Monday 1st September, 2014
Following a 10-hour transit all the way from the Port of Catania we finally made it to our destination – our first site of investigation out five. Most of the day the scientific crew spent their time in the laboratory, located on the lower decks of the vessel. The laboratory is in constant communication with the bridge (from where the captain and officers steer the ship). This is important to ensure that the ship is traveling along the planned route as it scans the sea bottom of the study area.
During this shift we collected our first data from the Multibeam Echo Sounder (on board it is referred to as multibeam for short). The multibeam records data on the seafloor bathymetry and acoustic backscatter. In principle it sends a series of acoustic pulses in a fan from underneath the ship's hull. This sends a suite of soundings to the seafloor which are then reflected back to the receiver on board. This is used to get an idea of the depth and the sea bottom topography. The backscatter gives information about the reflectivity of the seabed, which is related to the type of sediment (sand and gravel give a much stronger echo than soft mud, for example).
|Ship using multibeam echosounder to map a swath of seafloor. Credit: Fisheries and Oceans Canada.
|Matthew and Daniela analyzing results from the multibeam sonar to produce a DTM (digital terrain model) of the Malta Escarpment
Prior to this, the multibeam first has to be calibrated using an SVP (Sound Velocity Profile). The SVP sensor is deployed from the boat and records the sound velocity in the water as it is lowered through the water column. We will need this information to convert the times of the acoustic echos into real depths underneath the ship, making sure that our data is producing an accurate representation of the seafloor.

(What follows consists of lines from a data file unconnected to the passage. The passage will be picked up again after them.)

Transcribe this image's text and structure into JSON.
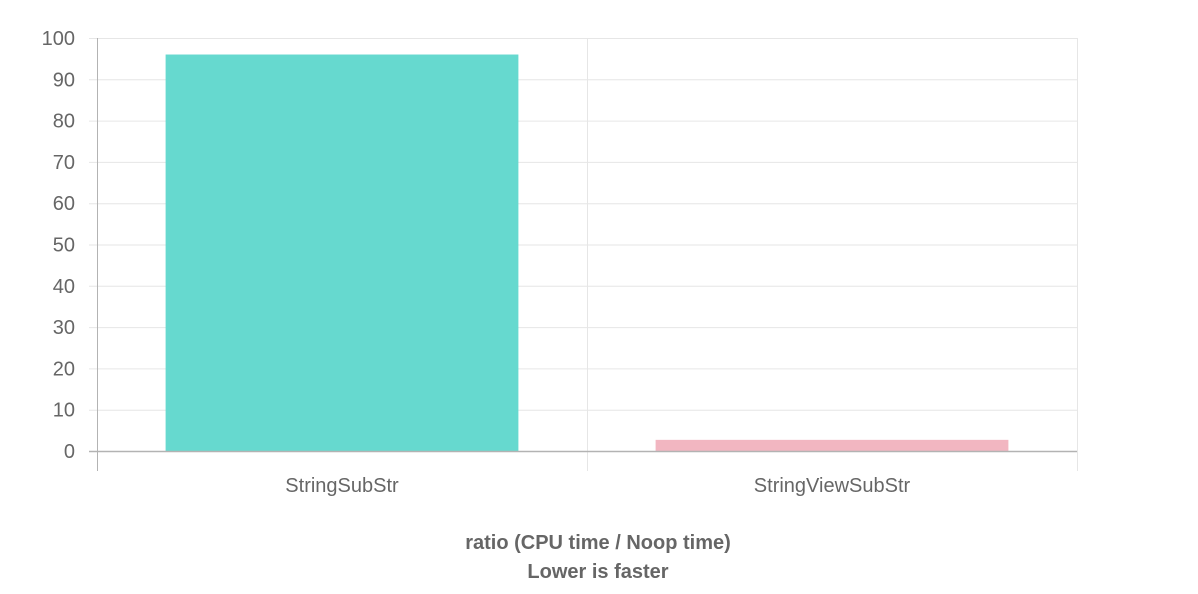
{
  "chart_data": {
    "type": "bar",
    "categories": [
      "StringSubStr",
      "StringViewSubStr"
    ],
    "series": [
      {
        "values": [
          96,
          2.7
        ],
        "colors": [
          "#66d9cf",
          "#f2b6c1"
        ]
      }
    ],
    "ylim": [
      0,
      100
    ],
    "yticks": [
      0,
      10,
      20,
      30,
      40,
      50,
      60,
      70,
      80,
      90,
      100
    ],
    "xlabel": "ratio (CPU time / Noop time)",
    "xlabel_sub": "Lower is faster",
    "grid": true,
    "legend": "none"
  },
  "colors": {
    "grid": "#e6e6e6",
    "axis": "#b3b3b3",
    "text": "#666666"
  }
}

|The SVP device is being lowered into the water to calibrate the multibeam system
On the same principle an independent system of pulses are transmitted to establish the layering of the sediments below the seabed. This sub-bottom profiler, also known as CHIRP, obtains seismic reflections up to the first 50 meters into the sediments. The two systems, multibeam and CHIRP, are working simultaneously and they do not interfere with one another because of the different frequencies they use.